姫君と蛮族 2 昔から姫君に仕える侍女長。
彼女は二人を幼い頃に見守っていた人物であり、ゼルダの良き理解者。
姫君は彼女の手を借り、厄災討伐および望まぬ婚姻回避に向けて、蛮族をハイリア式に仕込もうとする。父王に『退魔の剣を持つ勇者』と認めさせなくてはならないのだ。
今、国は困窮していた。
厄災の予言に慄くのは、予言を信じたハイリア人。他の種族は半信半疑に腰が重かった。
各自治区で神獣を発掘調査しているが、部族に発掘の名目で人が入るために支払う保証金。調査にかかる費用すべてを国庫から出した
故に成果を出さねばならぬのに、肝心の神獣は見つからず、要となる姫君の目覚めは訪れない。

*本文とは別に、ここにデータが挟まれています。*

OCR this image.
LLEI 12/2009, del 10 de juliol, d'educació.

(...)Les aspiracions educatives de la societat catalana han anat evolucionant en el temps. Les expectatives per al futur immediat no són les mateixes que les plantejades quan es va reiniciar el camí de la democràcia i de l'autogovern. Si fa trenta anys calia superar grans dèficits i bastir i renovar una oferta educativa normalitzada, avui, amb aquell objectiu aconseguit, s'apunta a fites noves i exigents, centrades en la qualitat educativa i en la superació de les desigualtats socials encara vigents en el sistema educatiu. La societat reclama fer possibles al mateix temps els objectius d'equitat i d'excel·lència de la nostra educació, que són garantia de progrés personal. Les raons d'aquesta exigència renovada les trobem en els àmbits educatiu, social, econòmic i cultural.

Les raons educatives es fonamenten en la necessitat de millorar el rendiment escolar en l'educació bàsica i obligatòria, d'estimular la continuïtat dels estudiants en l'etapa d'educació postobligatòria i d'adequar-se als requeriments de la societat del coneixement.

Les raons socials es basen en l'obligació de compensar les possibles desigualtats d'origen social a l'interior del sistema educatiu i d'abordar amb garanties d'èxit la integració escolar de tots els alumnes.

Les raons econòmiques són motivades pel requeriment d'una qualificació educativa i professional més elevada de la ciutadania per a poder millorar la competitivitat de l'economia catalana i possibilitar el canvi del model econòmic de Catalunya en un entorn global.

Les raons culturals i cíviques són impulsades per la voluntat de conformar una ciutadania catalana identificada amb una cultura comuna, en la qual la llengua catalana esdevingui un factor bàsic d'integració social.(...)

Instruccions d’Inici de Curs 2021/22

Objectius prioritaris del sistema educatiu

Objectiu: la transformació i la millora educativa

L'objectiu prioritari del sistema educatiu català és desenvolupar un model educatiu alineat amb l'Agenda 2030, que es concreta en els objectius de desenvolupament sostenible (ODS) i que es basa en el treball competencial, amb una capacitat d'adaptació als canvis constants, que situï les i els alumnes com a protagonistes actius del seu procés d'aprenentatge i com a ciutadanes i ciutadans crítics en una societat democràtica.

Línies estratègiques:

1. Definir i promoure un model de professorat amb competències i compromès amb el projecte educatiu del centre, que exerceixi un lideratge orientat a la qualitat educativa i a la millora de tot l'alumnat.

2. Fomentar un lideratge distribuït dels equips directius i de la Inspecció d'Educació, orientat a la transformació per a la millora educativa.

大きな成果のない中、そこで現れた勇者までもがハイラル王国の者ではない。
これでは臣下どころか民草の支持は得られない。王家の根底をも揺るがす。
だからこそ、こうして目の前に現れた蛮族には『ハイリア人』然としてもらう必要があると考えた。
しかし、文化の違いに、言語の壁。どうにも上手くいかない。
既製品とはいえそれなりに格式ある服を着せようとしても嫌がられ、破かれてしまう。それを物珍しく見つめ、姫君に真似て体に巻こうとするから始末が悪い。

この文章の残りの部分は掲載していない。